A melancholy theme of overcoming regret was tackled in this Xbox Live Arcade hit. The game was essentially built around this theme, and the emotional approximation that results is subtle, yet remains poignant when the controller is put down. Some of Bastion’s design mechanics were questionable, like the aiming of the shield or some of the over-powered weapons, but the aesthetic pleasantry, unforgettable soundtrack, and smart narration (Hey, I liked it, okay?) are enough for me to give it a nod for one of the best games this year.
[Side note: The “unforgettable soundtrack” I mentioned can be found here. You can give each of the songs a listen before you buy, but I believe it’s worth a purchase.]
Rayman Origins is a nearly perfect game. The only complaint I have with it is that it doesn’t support online co-op, but that’s not much when considering what Origins has going for it. Beautiful, hand-drawn art? Check. Wonderfully catchy soundtrack? Check. That good ol’ platforming nostalgia? Hmm.. check. The story is almost non-existent, but you shouldn’t care — Rayman Origins hearkens back to the golden days of platforming where fun mattered and the story didn’t (at least not quite so much), and it delivers well enough to make even Mario blush.

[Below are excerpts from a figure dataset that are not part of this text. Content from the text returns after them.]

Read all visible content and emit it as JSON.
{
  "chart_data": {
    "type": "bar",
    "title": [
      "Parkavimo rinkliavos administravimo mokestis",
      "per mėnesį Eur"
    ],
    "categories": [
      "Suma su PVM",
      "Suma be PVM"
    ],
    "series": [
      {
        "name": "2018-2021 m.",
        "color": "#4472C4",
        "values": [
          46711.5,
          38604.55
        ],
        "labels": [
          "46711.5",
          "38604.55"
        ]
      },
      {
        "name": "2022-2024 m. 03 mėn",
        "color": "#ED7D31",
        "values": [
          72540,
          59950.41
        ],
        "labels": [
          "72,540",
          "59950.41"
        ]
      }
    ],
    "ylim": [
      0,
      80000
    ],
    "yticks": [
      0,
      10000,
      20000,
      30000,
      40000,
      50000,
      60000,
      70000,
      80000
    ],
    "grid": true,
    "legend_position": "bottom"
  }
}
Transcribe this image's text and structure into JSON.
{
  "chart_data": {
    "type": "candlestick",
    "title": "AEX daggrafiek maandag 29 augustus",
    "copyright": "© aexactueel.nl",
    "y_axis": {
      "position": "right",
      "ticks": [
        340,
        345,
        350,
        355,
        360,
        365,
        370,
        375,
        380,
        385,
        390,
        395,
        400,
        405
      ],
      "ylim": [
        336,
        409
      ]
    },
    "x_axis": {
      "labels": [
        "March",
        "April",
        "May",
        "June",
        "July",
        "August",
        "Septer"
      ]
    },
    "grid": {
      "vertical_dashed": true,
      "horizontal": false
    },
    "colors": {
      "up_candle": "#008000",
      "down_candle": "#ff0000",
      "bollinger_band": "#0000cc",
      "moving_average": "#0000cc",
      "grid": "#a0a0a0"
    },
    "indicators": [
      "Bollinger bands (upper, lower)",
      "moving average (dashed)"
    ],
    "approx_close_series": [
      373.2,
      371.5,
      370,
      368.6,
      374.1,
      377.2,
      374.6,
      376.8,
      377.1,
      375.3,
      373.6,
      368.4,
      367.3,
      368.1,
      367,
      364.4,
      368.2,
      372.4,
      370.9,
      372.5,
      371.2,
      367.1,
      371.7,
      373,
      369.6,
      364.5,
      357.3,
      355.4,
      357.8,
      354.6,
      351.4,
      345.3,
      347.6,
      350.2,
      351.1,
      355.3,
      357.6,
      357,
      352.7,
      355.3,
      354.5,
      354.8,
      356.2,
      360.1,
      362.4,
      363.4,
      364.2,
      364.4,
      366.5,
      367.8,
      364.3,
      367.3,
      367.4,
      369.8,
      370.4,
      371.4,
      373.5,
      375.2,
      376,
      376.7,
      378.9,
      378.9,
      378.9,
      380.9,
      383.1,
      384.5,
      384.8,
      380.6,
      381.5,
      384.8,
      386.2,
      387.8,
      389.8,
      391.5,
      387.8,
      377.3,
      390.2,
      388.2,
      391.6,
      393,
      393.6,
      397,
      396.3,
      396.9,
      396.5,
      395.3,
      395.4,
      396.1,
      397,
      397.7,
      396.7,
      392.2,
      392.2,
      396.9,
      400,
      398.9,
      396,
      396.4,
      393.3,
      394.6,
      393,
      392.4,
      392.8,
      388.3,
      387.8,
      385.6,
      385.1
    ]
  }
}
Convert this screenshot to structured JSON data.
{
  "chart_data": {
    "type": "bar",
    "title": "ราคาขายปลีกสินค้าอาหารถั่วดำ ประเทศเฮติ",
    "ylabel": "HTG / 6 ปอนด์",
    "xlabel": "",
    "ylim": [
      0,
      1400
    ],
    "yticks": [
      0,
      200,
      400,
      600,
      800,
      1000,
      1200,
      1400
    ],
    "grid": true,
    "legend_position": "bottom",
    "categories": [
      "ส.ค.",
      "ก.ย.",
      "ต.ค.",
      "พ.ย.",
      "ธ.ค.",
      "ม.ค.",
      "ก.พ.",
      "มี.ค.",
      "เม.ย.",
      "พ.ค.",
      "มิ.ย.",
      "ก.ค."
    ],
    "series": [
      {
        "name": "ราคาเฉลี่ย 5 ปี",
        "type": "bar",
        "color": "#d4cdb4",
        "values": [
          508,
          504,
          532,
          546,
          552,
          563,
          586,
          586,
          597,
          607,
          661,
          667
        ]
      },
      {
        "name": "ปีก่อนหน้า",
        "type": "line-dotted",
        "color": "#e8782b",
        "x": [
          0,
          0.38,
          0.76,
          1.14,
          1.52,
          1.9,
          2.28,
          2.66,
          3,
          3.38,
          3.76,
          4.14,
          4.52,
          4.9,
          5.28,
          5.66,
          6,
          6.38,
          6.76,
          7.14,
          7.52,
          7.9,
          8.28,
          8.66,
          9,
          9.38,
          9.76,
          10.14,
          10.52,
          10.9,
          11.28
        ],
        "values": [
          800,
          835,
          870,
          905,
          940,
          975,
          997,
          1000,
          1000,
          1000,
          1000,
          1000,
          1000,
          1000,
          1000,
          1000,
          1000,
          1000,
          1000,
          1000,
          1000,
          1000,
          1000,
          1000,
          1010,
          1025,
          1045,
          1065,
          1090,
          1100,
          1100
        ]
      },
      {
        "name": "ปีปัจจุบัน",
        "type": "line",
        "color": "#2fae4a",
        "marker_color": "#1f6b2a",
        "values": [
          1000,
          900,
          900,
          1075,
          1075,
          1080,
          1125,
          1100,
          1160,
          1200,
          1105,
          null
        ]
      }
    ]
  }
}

Unfortunately though, in a sea of AAA blockbusters this holiday season, this gem of a game didn’t see the success it really should have. If you don’t think this game warrants a purchase (shame on you) it’s already reduced to under $30 at most retailers. And if that’s not persuasive enough, do yourself a favor and download the demo on Xbox Live to see the brilliant platforming in action.
The much-anticipated sequel to the surprise hit Portal thankfully arrived early in 2011, an otherwise dry period in gaming. It featured an intensely funny campaign, accentuated by pervasively stellar voice work. The hilarious Wheatley and Cave Johnson, balanced by the menacing humor of GLaDOS, gave me a campaign experience I’ll never forget — partly because it had me laughing the whole damn time. Even when the brain-melting puzzles had me on edge, the hilarious commentary always kept my temper in check. New technology and a nice cooperative addition (along with the aforementioned voice talent) also set this sequel apart from the original, and that’s saying something.
The Elder Scrolls V: Skyrim
I’ll refrain from making any “arrow to the knee” jokes. You’re welcome.
A massive, somewhat daunting world of lore, magic, and intrigue are what makes Skyrim so great. Bethesda really made a world worth inhabiting; it’s escapism at its finest, and a testament to what video games can accomplish. Buy this game and show your moms, folks.
You can be anyone and do anything in this tour de force of Tolkienian proportions, and I’m guessing you’re one of the millions who own this game so I don’t feel the need to sing its praises.
Saints Row The Third
Eschewing any sort of coherent narrative for sheer, raucous fun and mayhem was Saints Row The Third’s formula for success. The ridiculousness started from the opening moments and didn’t end when the story came to a close — that is a good thing. Whether I was flying a hoverbike around a faux New York City, galavanting around town with an RPG in-hand, or just playing through the enjoyable campaign, Saints Row The Third is just plain fun. This game will have you laughing, too; it has more social commentary than South Park and more explosives than a Michael Bay epic. That means, if you don’t laugh at their attempts to pick fun at America’s war on crime, then you will laugh at your near omnipotence when it comes to the law. Blow stuff up, run things over, and have a good time.